Differential with respect to t -

$\sf{\dfrac{dx}{dt} = 5(3t^{2}) + 6(2t)}$

$\sf{\dfrac{dx}{dt} = 15t^{2} + 12t}$

$\sf{V = 15t^{2} + 12t}$

at , t = 2 Second

$\sf{V = 15(4) + 12(2)}$

$\sf{V = 60 + 24}$

$\sf{V = 84 \: m/Second}$

Now ,

$\sf{V = 15t^{2} + 12t}$

Differential with respect to t -

$\sf{\dfrac{dV}{dt} = 15(2t) + 12}$

$\sf{a = 30t + 12}$

at , t = 2 Second

$\sf{a = 30(2) + 12}$

$\sf{a = 60 + 12}$

$\sf{a = 72 \: m/Sec^{2}}$

As We got :-

$\sf{Velocity (V) = 84 \: m/Second}$

$\sf{Acceleration (a) = 72 \: m/Sec^{2}}$

Answer 2

Question :

find the velocity and acceleration if the position of particle is given by x=6t² + 5t³ for t=2s?

Answer :

$\text{Velocity = 84 m/s} \\ \text{Acceleration = 72 } m/s^2$

Explanation :

        the position of the particle is given by,

                   x = 6t² + 5t³

we have to find the velocity and acceleration of the particle at t = 2 s

=> differentiate position to get velocity

              $\boxed{\bf v =\frac{dx}{dt}}$

             

              $v=\frac{d}{dt}(6t^2+5t^3) \\\\ v=\frac{d}{dt}(6t^2)+\frac{d}{dt}(5t^3) \\\\ {\bf v=12t+15t^2} \\\\ v=12(2)+15(2^2)\\\\v=24+15(4)\\\\v=24+60\\\\v=84 \ m/s$

∴ Velocity = 84 m/s

=> differentiate velocity to get acceleration.

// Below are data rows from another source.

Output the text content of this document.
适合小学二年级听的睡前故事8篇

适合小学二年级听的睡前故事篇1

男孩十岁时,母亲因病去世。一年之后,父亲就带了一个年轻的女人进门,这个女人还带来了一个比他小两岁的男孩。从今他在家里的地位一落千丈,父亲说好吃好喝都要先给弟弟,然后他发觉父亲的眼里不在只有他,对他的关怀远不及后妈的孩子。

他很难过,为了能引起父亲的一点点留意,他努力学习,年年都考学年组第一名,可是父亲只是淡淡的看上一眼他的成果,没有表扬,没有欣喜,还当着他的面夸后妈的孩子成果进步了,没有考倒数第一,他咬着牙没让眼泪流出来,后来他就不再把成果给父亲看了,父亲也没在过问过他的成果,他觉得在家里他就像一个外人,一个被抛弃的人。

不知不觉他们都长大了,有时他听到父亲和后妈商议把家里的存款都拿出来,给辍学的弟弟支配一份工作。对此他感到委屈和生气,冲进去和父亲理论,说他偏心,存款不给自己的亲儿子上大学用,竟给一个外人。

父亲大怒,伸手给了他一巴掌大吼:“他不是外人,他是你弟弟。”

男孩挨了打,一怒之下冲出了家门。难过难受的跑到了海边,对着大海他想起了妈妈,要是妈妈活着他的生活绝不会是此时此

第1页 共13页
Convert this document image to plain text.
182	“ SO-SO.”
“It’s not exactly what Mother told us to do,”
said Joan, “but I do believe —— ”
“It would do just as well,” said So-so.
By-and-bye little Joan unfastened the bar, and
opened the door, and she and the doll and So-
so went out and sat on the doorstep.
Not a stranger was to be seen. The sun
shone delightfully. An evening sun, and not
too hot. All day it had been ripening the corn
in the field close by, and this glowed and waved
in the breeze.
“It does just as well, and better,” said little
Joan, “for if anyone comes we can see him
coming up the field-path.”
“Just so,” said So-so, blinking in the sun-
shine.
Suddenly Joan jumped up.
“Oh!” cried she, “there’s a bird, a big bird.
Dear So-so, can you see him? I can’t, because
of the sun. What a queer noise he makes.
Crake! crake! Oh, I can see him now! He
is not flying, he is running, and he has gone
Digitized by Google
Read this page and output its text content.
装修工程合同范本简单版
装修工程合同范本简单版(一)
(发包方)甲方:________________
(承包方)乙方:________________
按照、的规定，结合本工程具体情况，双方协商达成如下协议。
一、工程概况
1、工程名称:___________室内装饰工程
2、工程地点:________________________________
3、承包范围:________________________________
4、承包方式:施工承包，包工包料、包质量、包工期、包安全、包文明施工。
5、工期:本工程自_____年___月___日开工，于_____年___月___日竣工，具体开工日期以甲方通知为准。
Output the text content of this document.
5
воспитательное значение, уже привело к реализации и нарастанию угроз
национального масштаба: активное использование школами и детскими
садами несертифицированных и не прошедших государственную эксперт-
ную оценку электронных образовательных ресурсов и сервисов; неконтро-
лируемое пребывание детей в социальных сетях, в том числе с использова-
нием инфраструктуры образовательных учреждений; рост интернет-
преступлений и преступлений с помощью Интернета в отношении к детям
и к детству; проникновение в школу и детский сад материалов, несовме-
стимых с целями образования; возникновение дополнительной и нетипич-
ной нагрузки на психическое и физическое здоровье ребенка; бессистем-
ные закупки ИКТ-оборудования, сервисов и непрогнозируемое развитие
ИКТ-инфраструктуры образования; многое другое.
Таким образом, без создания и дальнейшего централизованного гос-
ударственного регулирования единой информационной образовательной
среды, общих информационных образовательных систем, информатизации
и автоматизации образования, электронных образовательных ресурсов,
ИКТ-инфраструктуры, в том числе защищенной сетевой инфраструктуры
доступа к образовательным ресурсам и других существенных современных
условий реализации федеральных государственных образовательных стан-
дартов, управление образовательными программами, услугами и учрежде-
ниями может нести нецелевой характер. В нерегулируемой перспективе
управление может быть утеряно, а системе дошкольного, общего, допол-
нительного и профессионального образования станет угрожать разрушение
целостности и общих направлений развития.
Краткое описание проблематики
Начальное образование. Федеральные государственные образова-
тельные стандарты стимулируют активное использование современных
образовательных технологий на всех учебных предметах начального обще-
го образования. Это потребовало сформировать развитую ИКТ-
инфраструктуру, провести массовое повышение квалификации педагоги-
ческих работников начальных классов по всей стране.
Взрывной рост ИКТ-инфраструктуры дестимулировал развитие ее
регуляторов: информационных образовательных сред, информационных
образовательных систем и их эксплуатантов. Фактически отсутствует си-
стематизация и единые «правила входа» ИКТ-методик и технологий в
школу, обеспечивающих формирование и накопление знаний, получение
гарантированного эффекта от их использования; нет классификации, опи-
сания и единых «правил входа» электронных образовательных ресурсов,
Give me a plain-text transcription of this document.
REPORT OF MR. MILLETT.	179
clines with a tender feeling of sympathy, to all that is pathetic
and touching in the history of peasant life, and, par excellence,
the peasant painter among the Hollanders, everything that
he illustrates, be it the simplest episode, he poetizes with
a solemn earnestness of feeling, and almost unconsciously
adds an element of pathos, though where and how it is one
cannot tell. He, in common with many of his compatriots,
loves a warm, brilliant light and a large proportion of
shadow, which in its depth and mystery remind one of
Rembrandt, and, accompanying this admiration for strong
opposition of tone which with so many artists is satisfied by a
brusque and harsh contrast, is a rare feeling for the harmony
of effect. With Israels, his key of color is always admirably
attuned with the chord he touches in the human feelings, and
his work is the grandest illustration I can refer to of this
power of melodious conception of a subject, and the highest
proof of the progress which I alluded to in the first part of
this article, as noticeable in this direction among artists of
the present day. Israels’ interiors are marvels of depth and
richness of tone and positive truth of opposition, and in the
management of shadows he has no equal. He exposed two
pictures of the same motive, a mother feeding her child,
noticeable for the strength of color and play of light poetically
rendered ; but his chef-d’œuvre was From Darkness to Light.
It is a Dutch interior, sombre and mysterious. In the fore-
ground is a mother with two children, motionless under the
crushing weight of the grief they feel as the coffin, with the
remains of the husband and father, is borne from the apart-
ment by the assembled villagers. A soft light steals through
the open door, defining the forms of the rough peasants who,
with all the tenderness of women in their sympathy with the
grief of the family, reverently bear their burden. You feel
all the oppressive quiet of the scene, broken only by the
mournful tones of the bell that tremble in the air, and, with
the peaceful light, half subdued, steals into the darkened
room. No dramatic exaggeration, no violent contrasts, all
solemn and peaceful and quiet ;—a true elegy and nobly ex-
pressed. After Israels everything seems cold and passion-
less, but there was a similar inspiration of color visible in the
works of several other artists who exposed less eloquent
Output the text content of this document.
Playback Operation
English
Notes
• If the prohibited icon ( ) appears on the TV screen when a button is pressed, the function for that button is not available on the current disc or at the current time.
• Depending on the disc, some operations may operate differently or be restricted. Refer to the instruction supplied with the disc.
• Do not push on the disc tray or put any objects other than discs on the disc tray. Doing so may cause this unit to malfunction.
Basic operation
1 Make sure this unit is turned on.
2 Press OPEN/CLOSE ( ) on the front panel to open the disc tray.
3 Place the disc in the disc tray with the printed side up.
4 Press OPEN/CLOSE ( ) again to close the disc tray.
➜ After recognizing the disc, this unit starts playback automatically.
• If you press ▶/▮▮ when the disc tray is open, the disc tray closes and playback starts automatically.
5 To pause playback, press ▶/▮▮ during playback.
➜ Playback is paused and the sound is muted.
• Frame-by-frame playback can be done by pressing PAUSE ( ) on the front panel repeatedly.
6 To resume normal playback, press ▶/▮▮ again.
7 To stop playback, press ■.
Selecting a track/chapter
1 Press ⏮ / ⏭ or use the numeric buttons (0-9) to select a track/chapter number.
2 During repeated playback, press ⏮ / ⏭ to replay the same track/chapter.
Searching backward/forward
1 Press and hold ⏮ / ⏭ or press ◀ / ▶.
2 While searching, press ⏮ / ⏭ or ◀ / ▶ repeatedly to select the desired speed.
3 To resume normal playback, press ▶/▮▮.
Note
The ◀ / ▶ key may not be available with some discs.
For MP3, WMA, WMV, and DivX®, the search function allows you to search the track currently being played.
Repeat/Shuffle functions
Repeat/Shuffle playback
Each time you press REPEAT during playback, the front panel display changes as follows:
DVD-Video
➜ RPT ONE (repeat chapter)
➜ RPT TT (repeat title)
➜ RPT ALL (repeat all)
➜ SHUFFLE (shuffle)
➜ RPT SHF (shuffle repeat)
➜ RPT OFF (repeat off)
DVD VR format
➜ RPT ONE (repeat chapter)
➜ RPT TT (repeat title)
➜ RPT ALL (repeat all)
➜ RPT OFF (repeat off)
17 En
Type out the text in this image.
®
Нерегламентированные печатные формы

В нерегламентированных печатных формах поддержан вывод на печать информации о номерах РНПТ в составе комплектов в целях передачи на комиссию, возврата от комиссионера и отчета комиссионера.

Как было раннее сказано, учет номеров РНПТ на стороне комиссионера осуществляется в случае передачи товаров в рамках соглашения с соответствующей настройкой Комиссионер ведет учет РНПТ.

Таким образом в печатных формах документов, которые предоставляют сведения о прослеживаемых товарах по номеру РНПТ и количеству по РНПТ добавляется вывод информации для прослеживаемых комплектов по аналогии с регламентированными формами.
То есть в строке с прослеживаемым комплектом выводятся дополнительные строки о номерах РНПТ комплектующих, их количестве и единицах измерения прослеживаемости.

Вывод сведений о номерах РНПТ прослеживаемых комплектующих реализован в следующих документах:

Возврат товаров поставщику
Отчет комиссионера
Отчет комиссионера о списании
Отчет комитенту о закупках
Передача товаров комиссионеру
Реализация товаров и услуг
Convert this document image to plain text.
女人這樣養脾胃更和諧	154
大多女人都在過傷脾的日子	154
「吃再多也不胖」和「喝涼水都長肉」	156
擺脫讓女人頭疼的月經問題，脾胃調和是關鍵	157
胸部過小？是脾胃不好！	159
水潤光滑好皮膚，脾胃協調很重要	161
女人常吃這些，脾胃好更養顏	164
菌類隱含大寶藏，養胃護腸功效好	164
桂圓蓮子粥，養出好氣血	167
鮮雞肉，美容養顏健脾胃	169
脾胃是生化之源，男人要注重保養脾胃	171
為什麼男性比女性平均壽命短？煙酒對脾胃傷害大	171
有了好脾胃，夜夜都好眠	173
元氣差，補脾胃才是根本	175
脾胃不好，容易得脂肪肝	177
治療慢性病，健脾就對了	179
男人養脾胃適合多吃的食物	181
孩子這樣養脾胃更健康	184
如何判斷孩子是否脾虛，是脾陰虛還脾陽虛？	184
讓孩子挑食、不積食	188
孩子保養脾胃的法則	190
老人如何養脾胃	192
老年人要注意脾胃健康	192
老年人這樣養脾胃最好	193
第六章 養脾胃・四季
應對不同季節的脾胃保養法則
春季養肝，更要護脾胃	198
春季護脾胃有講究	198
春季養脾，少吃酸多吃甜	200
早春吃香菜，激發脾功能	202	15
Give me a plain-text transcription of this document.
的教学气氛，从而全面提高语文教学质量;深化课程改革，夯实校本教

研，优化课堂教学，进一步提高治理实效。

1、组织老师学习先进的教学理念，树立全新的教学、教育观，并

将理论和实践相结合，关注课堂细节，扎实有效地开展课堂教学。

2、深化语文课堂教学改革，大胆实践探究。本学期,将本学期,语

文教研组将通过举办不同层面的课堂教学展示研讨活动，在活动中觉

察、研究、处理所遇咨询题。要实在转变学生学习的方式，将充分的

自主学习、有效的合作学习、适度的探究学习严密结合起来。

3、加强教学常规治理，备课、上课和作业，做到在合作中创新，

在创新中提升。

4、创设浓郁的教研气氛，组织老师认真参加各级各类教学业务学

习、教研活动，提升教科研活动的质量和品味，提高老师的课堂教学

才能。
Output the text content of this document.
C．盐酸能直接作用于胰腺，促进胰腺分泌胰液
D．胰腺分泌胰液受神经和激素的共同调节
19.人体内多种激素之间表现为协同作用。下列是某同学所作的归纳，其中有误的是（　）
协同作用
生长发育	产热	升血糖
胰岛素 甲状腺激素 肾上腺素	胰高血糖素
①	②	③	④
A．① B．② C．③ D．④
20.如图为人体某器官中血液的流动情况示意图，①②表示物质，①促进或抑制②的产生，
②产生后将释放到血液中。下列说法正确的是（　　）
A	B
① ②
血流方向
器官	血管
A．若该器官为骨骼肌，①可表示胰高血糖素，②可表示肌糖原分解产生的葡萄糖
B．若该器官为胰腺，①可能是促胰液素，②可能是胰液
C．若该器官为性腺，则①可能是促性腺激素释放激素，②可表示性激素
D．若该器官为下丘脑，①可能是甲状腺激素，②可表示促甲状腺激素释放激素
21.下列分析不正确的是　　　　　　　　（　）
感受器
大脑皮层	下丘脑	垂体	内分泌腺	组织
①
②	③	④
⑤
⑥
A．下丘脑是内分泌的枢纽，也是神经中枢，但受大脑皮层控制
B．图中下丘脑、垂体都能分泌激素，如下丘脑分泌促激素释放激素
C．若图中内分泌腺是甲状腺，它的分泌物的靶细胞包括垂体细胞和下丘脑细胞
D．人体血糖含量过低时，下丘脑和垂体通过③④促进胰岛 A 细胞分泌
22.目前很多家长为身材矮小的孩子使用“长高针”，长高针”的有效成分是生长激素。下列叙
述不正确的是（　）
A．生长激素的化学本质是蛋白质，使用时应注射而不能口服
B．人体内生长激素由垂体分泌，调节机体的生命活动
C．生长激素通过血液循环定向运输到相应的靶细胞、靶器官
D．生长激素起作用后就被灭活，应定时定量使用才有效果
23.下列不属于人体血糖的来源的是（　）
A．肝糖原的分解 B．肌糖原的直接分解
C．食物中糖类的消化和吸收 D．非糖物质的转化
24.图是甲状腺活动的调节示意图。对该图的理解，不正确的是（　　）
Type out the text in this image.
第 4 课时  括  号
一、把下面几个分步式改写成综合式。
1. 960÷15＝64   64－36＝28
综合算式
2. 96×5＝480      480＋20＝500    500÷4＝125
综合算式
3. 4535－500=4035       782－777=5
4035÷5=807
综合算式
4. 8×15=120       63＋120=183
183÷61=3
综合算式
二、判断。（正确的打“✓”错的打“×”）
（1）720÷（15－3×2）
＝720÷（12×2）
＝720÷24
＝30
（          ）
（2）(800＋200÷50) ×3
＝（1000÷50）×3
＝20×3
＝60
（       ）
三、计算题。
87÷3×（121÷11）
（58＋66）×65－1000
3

                   $\boxed{\bf a=\frac{dv}{dt}}$

                  $a=\frac{d}{dt}(12t+15t^2) \\\\ a=\frac{d}{dt}(12t)+\frac{d}{dt}(15t^2) \\\\ a=12+30t \\\\ a=12+30(2) \\\\ a=12+60\\\\a=72 \ m/s^2$

∴ Acceleration = 72 m/s²